La voix de Leto lui parvenait des profondeurs intérieures auxquelles il avait seul accès.
Lentement, silencieusement, Moneo ouvrit la porte et se glissa dehors, toujours à reculons. Puis il referma la porte derrière lui et s’y adossa en tremblant.
Jamais il n’a été si près.
Le paradoxe demeurait cependant. Qu’indiquait-il ? Quel était le sens des étranges et douloureuses décisions de l’Empereur-Dieu ? Qu’est-ce qui avait fait sortir Le Ver Qui Est Dieu ?
Un choc sourd retentit, venant de l’intérieur. Des coups contre la pierre.
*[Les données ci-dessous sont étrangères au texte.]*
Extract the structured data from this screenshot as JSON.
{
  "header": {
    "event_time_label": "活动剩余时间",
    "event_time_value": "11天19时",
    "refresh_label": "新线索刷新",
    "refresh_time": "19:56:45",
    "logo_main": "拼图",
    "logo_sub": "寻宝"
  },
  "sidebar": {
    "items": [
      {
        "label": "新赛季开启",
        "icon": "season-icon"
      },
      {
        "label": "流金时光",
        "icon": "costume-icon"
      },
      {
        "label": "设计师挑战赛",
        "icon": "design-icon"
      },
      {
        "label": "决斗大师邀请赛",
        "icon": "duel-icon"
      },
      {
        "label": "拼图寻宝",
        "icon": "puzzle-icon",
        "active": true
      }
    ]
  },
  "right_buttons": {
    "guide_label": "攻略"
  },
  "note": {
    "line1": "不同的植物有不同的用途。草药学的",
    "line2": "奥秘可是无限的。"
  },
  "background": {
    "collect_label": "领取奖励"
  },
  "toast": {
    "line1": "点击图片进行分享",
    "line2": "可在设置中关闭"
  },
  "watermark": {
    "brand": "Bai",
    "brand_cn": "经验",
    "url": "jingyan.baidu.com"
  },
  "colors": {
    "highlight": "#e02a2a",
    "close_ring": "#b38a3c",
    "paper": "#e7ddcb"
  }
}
Moneo n’osait pas entrouvrir la porte pour voir ce que c’était. Il s’écarta du panneau qui lui transmettait les secousses par vibrations et se mit à descendre lentement l’escalier, sans faire de bruit, retenant presque sa respiration jusqu’à ce qu’il arrive au rez-de-chaussée, où se trouvait une garde Truitesse.
— Quelque chose le trouble ? demanda-t-elle en indiquant le haut de l’escalier.
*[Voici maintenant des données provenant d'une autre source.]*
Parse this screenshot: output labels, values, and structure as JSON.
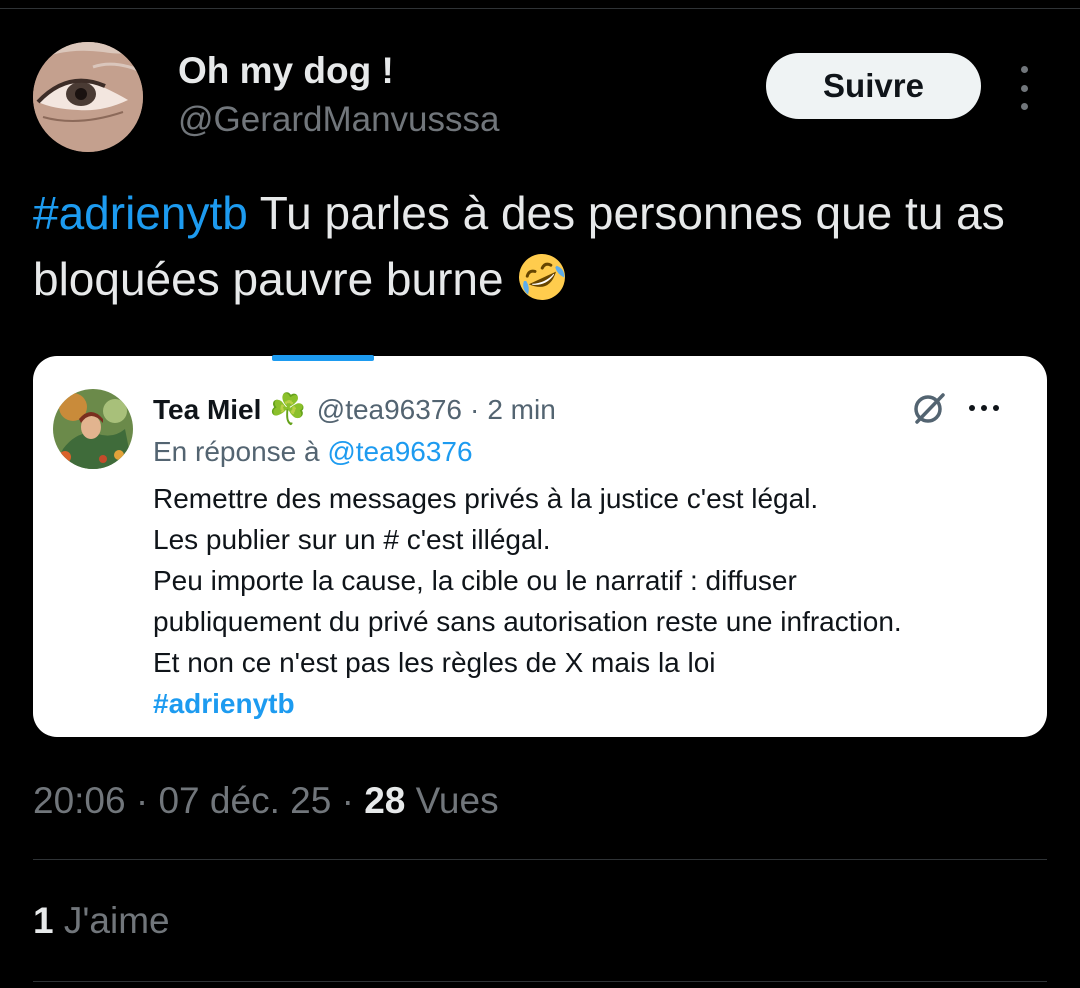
{
  "author": {
    "display_name": "Oh my dog !",
    "handle": "@GerardManvusssa",
    "avatar_icon": "eye-photo-avatar"
  },
  "follow_button": {
    "label": "Suivre"
  },
  "more_icon": "more-vertical-icon",
  "tweet": {
    "hashtag": "#adrienytb",
    "text": " Tu parles à des personnes que tu as bloquées pauvre burne ",
    "emoji": "rolling-on-floor-laughing-emoji"
  },
  "quote": {
    "name": "Tea Miel",
    "emoji": "☘️",
    "handle": "@tea96376",
    "separator": "·",
    "time": "2 min",
    "reply_prefix": "En réponse à ",
    "reply_mention": "@tea96376",
    "lines": [
      "Remettre des messages privés à la justice c'est légal.",
      "Les publier sur un # c'est illégal.",
      "Peu importe la cause, la cible ou le narratif : diffuser",
      "publiquement du privé sans autorisation reste une infraction.",
      "Et non ce n'est pas les règles de X mais la loi"
    ],
    "hashtag": "#adrienytb",
    "grok_icon": "grok-slash-circle-icon",
    "more_icon": "more-horizontal-icon"
  },
  "meta": {
    "time": "20:06",
    "separator": " · ",
    "date": "07 déc. 25",
    "views_count": "28",
    "views_label": " Vues"
  },
  "likes": {
    "count": "1",
    "label": " J'aime"
  },
  "colors": {
    "background": "#000000",
    "text_primary": "#e7e9ea",
    "text_secondary": "#71767b",
    "accent": "#1d9bf0",
    "button_bg": "#eff3f4"
  }
}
Moneo acquiesça. Les coups parvenaient distinctement à leurs oreilles.
— Pourquoi est-il troublé ? demanda la Truitesse.
— Il est Dieu et nous sommes mortels, fit Moneo.
Habituellement, c’était le genre de réponse qui satisfaisait les Truitesses, mais il y avait actuellement d’étranges nouvelles forces à l’œuvre.
Elle le regardait avec insistance et Moneo décela la tueuse juste sous la surface de ses traits féminins. Elle était relativement jeune et sa chevelure auburn dominait un visage normalement caractérisé par son nez retroussé et ses lèvres charnues. Mais c’était à présent son regard, dur et incisif, qui retenait toute l’attention. On n’avait pas intérêt à tourner le dos à un tel regard.
— Ce n’est pas moi qui l’ai mis dans cet état-là, dit-il.
— Je m’en doute. Le regard de la Truitesse se radoucit légèrement et elle ajouta : Mais j’aimerais savoir quelle est la personne ou la chose responsable.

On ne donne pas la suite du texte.